Raise wages now that oil prices have fallen, Cameron urges employers
Employers should reward their workers with higher wages now that oil prices have fallen and companies are making more money, British Prime Minister David Cameron said. The benefits of lower costs should be passed on to employees, he added.
According to the Office for National Statistics, earnings in the service and manufacturing sectors are at record levels as businesses benefit from cheaper oil. Private non-financial firms’ profitability was 12% in Q3 2014 compared to 11.6% in the previous quarter. The net rate of return of manufacturing companies was 10.9% in Q3 2014 versus 9.9% in Q2 2014, the highest since Q1 2002. Service companies’ net rate of return, at 16.8%, was the highest rate since Q1 1997.
Mr. Cameron also called on companies to pay their employees at least a living wage, which is calculated at £7.85 per hour (£9.15 an hour in London). The National Minimum Wage stands at £6.50 an hour.
Global crude oil prices have plummeted by more than 60% since peaking in June 2014, mainly due to an explosion in shale oil production in North American, slower demand from emerging economies (especially China), and OPEC deciding not to reduce production.

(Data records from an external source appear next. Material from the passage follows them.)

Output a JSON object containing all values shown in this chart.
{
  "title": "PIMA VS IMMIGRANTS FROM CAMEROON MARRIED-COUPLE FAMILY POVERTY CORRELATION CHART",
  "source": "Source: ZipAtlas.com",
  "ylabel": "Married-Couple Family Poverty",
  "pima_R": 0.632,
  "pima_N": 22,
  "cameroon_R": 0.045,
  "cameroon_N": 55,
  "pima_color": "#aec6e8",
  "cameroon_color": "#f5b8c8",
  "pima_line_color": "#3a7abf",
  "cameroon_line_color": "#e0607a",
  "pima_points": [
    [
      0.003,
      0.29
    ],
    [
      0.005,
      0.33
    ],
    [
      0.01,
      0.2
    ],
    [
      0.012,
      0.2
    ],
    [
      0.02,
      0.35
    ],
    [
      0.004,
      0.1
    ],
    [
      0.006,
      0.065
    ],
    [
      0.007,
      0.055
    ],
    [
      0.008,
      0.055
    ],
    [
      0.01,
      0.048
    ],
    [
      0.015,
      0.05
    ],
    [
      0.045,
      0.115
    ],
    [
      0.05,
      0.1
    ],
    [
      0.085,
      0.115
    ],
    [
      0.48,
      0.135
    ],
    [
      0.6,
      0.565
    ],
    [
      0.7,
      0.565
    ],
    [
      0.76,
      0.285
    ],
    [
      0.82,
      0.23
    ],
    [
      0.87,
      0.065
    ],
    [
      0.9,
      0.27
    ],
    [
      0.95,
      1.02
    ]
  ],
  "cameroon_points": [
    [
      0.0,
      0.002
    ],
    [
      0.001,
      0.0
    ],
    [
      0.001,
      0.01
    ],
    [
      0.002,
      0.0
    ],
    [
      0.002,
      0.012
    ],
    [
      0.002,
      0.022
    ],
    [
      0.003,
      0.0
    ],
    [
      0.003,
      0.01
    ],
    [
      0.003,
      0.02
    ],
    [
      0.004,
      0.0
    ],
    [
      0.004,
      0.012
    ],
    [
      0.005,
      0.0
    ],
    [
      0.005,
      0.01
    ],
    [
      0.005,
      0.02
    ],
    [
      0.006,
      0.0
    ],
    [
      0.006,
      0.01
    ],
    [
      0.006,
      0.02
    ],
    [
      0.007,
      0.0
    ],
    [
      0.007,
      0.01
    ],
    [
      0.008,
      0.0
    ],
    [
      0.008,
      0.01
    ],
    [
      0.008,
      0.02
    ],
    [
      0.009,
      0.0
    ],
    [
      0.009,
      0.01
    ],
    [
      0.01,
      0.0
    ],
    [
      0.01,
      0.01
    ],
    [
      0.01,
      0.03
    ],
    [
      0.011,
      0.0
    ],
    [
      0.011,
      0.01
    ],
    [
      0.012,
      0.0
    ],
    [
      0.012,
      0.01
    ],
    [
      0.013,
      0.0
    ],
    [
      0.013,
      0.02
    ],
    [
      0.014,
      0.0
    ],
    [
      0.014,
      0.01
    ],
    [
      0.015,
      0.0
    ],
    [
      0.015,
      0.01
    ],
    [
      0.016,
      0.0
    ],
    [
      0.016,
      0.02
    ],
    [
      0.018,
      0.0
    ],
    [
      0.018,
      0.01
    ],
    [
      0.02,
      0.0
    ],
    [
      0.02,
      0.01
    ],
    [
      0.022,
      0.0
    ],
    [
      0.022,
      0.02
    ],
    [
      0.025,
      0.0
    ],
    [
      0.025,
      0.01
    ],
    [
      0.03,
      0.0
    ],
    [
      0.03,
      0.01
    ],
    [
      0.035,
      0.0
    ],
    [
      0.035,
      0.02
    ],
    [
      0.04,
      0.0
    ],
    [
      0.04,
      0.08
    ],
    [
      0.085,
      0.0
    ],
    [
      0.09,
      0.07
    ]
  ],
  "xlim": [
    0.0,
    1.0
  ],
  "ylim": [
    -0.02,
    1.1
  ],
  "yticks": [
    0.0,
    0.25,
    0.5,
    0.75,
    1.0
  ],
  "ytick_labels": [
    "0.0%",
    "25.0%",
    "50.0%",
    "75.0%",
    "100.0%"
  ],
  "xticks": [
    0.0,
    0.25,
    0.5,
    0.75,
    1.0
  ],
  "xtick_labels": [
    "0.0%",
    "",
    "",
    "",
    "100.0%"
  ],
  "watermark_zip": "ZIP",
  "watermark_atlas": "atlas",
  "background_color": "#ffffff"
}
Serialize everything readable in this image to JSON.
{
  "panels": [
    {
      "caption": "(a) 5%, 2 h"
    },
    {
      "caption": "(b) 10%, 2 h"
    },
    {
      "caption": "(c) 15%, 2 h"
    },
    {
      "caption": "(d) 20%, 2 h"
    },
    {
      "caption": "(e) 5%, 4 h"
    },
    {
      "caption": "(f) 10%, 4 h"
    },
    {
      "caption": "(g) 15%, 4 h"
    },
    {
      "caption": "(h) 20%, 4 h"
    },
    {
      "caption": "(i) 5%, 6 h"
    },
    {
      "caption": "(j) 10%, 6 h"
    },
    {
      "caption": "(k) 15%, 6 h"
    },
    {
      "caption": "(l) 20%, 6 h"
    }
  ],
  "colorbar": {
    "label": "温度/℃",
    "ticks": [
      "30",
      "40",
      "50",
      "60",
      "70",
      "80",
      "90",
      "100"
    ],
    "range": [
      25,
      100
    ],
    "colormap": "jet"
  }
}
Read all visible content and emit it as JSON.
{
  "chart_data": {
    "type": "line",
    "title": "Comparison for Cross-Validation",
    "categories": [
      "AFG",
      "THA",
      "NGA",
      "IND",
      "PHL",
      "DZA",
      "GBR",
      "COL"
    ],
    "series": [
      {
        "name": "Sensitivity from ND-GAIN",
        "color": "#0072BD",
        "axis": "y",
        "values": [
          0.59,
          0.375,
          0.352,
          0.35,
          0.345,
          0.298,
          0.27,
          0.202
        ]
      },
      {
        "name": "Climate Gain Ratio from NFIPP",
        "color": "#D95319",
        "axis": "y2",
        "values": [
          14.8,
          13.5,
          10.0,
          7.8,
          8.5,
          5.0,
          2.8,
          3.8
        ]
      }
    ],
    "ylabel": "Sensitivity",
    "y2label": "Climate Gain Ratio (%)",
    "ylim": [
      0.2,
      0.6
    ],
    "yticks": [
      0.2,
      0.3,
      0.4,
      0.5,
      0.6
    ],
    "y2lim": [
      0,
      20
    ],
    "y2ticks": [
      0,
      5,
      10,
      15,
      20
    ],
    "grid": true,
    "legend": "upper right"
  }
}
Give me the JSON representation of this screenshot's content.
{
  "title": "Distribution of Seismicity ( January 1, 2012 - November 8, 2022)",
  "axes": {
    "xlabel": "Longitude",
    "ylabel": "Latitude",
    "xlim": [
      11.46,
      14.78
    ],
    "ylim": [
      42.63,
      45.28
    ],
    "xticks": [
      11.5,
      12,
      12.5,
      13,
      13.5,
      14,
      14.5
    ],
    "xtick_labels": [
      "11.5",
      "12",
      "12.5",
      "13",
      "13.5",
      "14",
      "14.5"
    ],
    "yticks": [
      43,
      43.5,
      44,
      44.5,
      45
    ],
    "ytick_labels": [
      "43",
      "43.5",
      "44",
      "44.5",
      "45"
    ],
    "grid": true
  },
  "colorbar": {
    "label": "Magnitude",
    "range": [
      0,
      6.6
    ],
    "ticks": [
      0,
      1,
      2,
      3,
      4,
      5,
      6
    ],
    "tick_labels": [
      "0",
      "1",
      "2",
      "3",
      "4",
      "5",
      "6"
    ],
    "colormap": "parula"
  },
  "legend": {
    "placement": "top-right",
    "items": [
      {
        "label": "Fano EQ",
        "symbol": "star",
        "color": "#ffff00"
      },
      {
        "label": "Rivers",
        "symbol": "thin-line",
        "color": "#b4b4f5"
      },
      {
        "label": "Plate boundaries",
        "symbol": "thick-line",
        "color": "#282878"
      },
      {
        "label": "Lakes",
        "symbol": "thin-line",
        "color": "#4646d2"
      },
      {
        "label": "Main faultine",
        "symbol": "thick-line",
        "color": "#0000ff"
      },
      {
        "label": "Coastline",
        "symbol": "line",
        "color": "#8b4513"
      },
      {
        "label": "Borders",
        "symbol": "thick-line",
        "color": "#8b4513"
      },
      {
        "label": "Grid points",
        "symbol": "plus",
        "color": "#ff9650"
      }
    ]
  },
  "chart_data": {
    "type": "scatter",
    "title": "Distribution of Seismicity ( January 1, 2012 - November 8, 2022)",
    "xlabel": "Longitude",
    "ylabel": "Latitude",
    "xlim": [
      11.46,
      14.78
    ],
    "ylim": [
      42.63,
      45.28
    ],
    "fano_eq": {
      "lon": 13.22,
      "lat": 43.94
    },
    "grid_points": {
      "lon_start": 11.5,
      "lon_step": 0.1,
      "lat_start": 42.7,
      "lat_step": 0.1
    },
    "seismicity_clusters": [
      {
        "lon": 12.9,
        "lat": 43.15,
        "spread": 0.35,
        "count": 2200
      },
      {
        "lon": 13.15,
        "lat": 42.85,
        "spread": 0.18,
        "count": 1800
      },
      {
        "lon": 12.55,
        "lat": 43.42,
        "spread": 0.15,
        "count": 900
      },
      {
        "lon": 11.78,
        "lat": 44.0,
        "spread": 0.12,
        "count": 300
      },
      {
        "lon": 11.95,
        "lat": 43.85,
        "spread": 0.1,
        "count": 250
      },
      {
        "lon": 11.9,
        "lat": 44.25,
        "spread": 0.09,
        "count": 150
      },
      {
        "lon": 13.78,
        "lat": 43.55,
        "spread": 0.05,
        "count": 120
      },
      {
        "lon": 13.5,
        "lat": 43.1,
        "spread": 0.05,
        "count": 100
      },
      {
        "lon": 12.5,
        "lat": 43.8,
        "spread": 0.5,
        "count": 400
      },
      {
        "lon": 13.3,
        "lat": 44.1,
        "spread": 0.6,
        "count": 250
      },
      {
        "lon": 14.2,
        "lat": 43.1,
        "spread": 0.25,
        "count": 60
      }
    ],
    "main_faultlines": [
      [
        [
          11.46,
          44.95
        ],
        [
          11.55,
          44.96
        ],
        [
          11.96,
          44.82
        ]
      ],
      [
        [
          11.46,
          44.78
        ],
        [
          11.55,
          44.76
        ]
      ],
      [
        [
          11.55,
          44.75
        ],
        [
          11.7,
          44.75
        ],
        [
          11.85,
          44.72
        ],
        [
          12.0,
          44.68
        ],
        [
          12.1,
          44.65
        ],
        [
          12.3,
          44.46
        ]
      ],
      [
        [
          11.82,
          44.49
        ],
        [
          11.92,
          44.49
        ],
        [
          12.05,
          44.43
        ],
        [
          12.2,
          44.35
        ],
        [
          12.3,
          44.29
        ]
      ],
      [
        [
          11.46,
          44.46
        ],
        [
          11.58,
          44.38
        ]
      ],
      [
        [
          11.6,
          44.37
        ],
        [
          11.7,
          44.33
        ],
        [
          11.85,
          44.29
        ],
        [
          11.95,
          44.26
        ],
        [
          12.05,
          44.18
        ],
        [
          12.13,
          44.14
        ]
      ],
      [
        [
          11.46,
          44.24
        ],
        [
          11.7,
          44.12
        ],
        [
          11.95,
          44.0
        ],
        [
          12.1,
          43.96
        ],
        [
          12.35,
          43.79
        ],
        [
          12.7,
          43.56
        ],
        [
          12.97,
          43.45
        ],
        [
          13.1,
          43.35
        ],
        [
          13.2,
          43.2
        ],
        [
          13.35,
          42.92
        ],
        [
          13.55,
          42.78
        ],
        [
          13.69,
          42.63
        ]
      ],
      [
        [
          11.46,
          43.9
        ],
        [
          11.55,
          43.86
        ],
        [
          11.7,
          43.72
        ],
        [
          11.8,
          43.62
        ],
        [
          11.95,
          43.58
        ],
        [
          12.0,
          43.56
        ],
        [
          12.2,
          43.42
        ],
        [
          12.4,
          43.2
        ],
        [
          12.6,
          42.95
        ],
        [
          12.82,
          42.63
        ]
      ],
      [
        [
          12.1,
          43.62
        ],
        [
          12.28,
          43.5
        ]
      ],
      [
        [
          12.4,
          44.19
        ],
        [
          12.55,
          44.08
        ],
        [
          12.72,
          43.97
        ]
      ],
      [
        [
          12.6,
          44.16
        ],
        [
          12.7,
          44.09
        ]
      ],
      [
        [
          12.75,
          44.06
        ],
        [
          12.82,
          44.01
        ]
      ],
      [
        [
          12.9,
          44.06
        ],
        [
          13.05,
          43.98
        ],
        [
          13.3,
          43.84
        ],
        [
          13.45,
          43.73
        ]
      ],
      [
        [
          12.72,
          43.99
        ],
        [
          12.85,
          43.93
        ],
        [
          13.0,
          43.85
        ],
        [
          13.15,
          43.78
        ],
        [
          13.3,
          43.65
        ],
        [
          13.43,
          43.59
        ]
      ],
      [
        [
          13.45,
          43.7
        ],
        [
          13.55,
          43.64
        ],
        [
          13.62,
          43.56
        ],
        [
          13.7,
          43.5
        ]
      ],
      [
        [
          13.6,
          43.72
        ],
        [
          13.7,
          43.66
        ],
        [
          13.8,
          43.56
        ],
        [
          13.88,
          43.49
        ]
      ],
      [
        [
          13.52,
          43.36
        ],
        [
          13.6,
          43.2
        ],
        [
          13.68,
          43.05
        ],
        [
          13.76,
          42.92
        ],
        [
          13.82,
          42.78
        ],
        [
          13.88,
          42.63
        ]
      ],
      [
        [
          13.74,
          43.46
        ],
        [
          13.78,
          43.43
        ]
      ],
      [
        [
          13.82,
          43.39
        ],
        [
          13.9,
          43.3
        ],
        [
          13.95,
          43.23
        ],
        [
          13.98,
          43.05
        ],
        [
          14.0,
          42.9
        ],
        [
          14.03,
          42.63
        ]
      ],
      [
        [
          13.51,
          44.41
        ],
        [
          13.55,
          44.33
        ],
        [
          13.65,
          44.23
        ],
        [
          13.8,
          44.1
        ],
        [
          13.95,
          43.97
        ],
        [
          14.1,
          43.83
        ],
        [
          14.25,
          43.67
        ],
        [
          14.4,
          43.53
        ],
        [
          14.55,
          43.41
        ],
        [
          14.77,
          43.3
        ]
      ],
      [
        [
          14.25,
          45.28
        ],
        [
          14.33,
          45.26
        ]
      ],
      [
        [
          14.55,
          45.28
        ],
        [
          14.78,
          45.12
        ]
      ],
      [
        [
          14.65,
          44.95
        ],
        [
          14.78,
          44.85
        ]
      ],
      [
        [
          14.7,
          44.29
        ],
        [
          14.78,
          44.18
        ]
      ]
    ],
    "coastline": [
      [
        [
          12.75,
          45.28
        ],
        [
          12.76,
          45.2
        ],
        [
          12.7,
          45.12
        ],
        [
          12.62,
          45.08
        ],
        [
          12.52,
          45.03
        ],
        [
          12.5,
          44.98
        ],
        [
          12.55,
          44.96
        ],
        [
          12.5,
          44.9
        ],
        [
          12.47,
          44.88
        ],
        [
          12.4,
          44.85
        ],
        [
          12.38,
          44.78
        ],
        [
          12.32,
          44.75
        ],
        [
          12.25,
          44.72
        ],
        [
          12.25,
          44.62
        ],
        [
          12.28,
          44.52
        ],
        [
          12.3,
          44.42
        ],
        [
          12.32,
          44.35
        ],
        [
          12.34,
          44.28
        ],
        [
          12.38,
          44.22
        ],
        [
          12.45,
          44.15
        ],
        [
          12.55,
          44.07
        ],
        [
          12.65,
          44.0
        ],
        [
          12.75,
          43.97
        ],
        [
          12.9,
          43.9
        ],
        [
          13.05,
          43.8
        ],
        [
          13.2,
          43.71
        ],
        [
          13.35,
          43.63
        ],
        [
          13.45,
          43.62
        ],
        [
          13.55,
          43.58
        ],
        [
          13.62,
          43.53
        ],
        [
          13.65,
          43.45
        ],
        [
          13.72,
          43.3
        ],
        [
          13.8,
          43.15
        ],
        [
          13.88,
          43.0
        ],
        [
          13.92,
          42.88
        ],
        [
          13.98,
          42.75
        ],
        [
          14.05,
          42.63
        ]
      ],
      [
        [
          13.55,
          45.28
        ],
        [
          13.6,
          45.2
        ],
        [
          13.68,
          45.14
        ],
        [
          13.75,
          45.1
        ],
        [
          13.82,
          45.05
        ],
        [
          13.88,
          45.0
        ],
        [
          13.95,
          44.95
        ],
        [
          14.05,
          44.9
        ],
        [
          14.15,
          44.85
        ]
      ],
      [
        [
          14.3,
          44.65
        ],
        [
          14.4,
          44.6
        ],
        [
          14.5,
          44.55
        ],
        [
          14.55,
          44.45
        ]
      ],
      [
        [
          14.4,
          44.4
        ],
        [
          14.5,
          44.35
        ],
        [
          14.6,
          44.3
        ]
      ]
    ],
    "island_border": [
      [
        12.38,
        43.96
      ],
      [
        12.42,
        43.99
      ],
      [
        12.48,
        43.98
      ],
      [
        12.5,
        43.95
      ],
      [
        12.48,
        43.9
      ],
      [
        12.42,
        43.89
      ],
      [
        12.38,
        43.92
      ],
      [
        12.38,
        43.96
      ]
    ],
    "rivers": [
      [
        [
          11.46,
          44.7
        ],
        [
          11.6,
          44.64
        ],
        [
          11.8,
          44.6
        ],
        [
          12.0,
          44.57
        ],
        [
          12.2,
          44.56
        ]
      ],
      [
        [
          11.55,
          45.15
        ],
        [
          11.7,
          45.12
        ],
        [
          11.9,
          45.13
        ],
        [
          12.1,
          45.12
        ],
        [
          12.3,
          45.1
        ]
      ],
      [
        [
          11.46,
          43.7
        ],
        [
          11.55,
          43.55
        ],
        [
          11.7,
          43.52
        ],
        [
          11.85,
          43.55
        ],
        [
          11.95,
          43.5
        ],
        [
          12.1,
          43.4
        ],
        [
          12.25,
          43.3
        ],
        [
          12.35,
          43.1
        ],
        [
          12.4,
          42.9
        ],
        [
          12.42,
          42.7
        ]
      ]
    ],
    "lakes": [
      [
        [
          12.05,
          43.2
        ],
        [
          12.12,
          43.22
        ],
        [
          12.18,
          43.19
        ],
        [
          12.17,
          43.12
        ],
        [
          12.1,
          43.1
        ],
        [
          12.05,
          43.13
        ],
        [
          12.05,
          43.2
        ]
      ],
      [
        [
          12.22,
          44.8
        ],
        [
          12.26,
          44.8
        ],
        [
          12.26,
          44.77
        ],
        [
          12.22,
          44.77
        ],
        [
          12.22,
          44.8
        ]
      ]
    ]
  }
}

Mr. Cameron believes companies are now in a position to raise wages. (Image: UK.GOV)
Mr. Cameron, who spoke from the White House during a two-day visit to the United States, said:
“Obviously I want to see companies’ success passed through in terms of wage increases. It has to be done in a way that’s affordable, and in a way that companies can continue to grow, we need to see productivity increase.”
“Companies that can afford to pay the living wage should. It’s good and helps to reduce the welfare bill. Falling oil prices is going to benefit a lot of businesses and a lot of countries and we want to see those benefits passed through in all the ways they can be.”
Cheaper oil has handed the Conservatives a political gift just months before a national election by blunting Labour’s attack over a “cost of living crisis” in the UK. Prices of petrol (gasoline), food and several other everyday items have fallen, partly due to the crude oil price crash.
Source: “Manufacturing and Service Companies, Q3 2014,” Office for National Statistics.
Whether the feel-good factor will arrive rapidly enough to help the Tories in their re-election efforts remains to be seen. The Conservatives (the party in power) are still narrowly behind Labour, according to most opinion polls.
Reuters news agency quoted an anonymous source close to Mr. Cameron and his party who said “But there’s uncertainty about whether the votes will feed through as fast as the price cuts are feeding through. The election is not that far off now.”
There is concern among the political parties positioning for votes that North Sea oil companies will cut jobs dramatically in Scotland. However, the Tories are unlikely to be too alarmed as they would have very few votes to lose in Scotland. Chancellor George Osborne said he is considering lowering taxes for North Sea oil firms.
A Labour Party spokesman said in an interview with the BBC that the Conservative-Liberal Democrat coalition was the first government since the 1920s to leave its citizens financially worse off at the end of its parliament than at the beginning.
For nearly five years, wages have failed to keep up with inflation.
Mr. Cameron added, in response to Labour’s claims of workers’ dwindling purchasing power:
“I want to see people earn money for a good standard of living. We are seeing that happening. The figures showed recently if you have been in work for a year on average people have seen a pay increase of 4%.”